Wednesday, November 2, 2011

Works of Thoreau

Portrait: The Literature Network

Works of Henry David Thoreau, edited by Lily Owens, Illus., (713pp. 1981, pub. By Crown Pub., Inc., Avenel Books, New York), including Walden and other writings originally published in 1906 and original photographs by H. W. Gleason.

Walden and From the Maine Woods are, of course, familiar at least in name to anyone with even the scantiest acquaintance with American literature. Even Thoreau’s discourse on Civil Disobedience is being quoted by the Occupy Wall Street Movement. Included in this collection of writings also are From Cape Cod, Wild Apples, Life Without Principle, Autumnal Tints, and A Winter Walk. I find his writing interesting, and even identify with some of his principles, but still occasionally find some of the discourse tedious. It’s as though he is sitting alone with a continuous mental stream of thoughts, and every thought goes onto the page without editing or consideration of its value. Although I admit I might find myself in the same position if I was locked away in a small cabin in the woods for two years. (On the other hand, it may be that I’m presently sick and feeling miserable, and perhaps looking more to be entertained than enlightened.) The parts I found most interesting, and the ones likely most interesting to those who love the outdoors, are the chapters on the pond, winter and summer, and woods. You can share his feeling of transcendence into nature as he describes in detail the impressions made by the wildlife he encounters, snowfall, trees, even the ripples in the sand on the lake bottom or air bubbles under the ice.

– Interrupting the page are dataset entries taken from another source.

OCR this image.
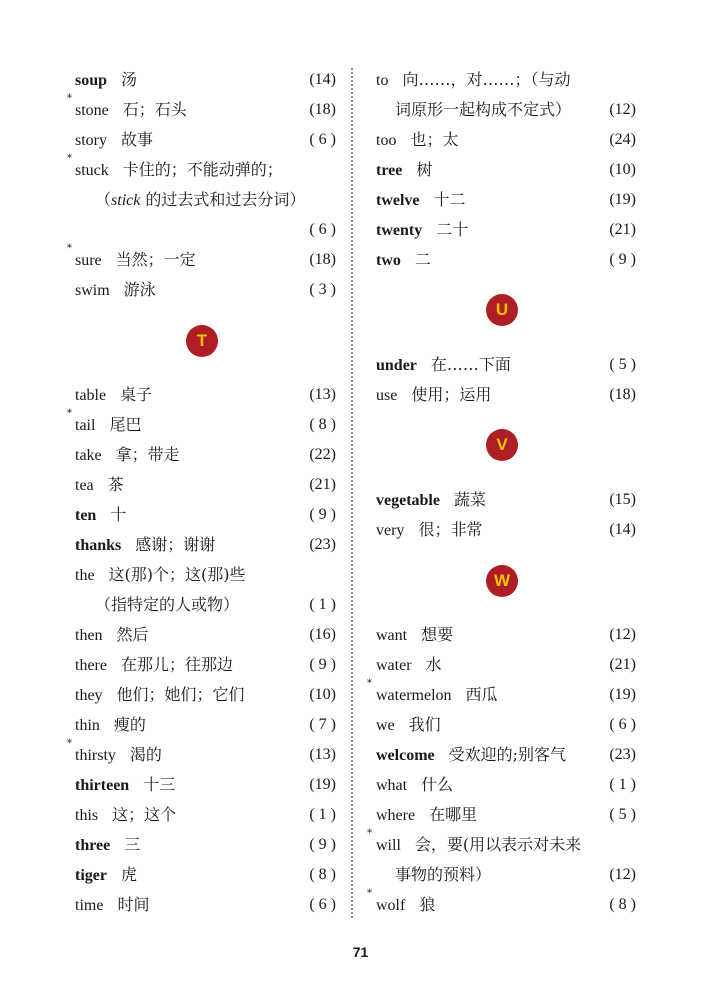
soup 汤	(14)
*
stone 石；石头	(18)
story 故事	( 6 )
*
stuck 卡住的；不能动弹的；
（stick 的过去式和过去分词）
( 6 )
*
sure 当然；一定	(18)
swim 游泳	( 3 )
T
table 桌子	(13)
*
tail 尾巴	( 8 )
take 拿；带走	(22)
tea 茶	(21)
ten 十	( 9 )
thanks 感谢；谢谢	(23)
the 这(那)个；这(那)些
（指特定的人或物）	( 1 )
then 然后	(16)
there 在那儿；往那边	( 9 )
they 他们；她们；它们	(10)
thin 瘦的	( 7 )
*
thirsty 渴的	(13)
thirteen 十三	(19)
this 这；这个	( 1 )
three 三	( 9 )
tiger 虎	( 8 )
time 时间	( 6 )
to 向……，对……；（与动
词原形一起构成不定式）	(12)
too 也；太	(24)
tree 树	(10)
twelve 十二	(19)
twenty 二十	(21)
two 二	( 9 )
U
under 在……下面	( 5 )
use 使用；运用	(18)
V
vegetable 蔬菜	(15)
very 很；非常	(14)
W
want 想要	(12)
water 水	(21)
*
watermelon 西瓜	(19)
we 我们	( 6 )
welcome 受欢迎的;别客气	(23)
what 什么	( 1 )
where 在哪里	( 5 )
*
will 会，要(用以表示对未来
事物的预料）	(12)
*
wolf 狼	( 8 )
71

His thoughts on economy in living were most interesting on the backdrop of our disposable, wasteful, narcissistic, Kardashian society. While not adjusted for inflation, at a time (1845) when land in New England could be purchased for $8.08/acre, he found he could live off of 27-cents a week for groceries, and by working for six weeks at manual labor, could earn enough to cover all of his living expenses for the remainder of the year. Here’s one I’ve always considered true. “And when the farmer has got his house, he may not be the richer but the poorer for it, and it be the house that has got him.” “Most men appear never to have considered what a house is, and are actually though needlessly poor all their lives because they think that they must have such a one as their neighbors have.” “It makes little difference whether you are committed to a farm or the county jail.”

As if touching on the current suits over navigation rights (the right to float on or paddle) on rivers and streams, Thoreau had no tolerance for the greed of property owners, especially those that would go so far as to name a section of water after themselves. “What right had the unclean and stupid farmer, whose farm abutted on this sky (reflecting) water, whose shores he has ruthlessly laid bare, to give his name to it? Some skin-flint, who loved better the reflecting surface of a dollar, or a bright cent, in which he could see his own brazen face; who regarded even the wild ducks which settled on it as trespassers; his fingers grown into crooked and horny talons from the long habit of grasping harpy-like.”

Like Emerson, Dickens, or Twain, Thoreau should probably be looked on as required reading for oneself. Thoreau himself was a devoted reader and held the practice in high regard. “To read well, that is, to read true books in a true spirit, is a noble exercise…” Books must be read as deliberately and reservedly as they were written.” “A written word is the choicest of relics. It is something at once more intimate with us and more universal than any other work of art. The symbol of an ancient man’s thought becomes a modern man’s speech.”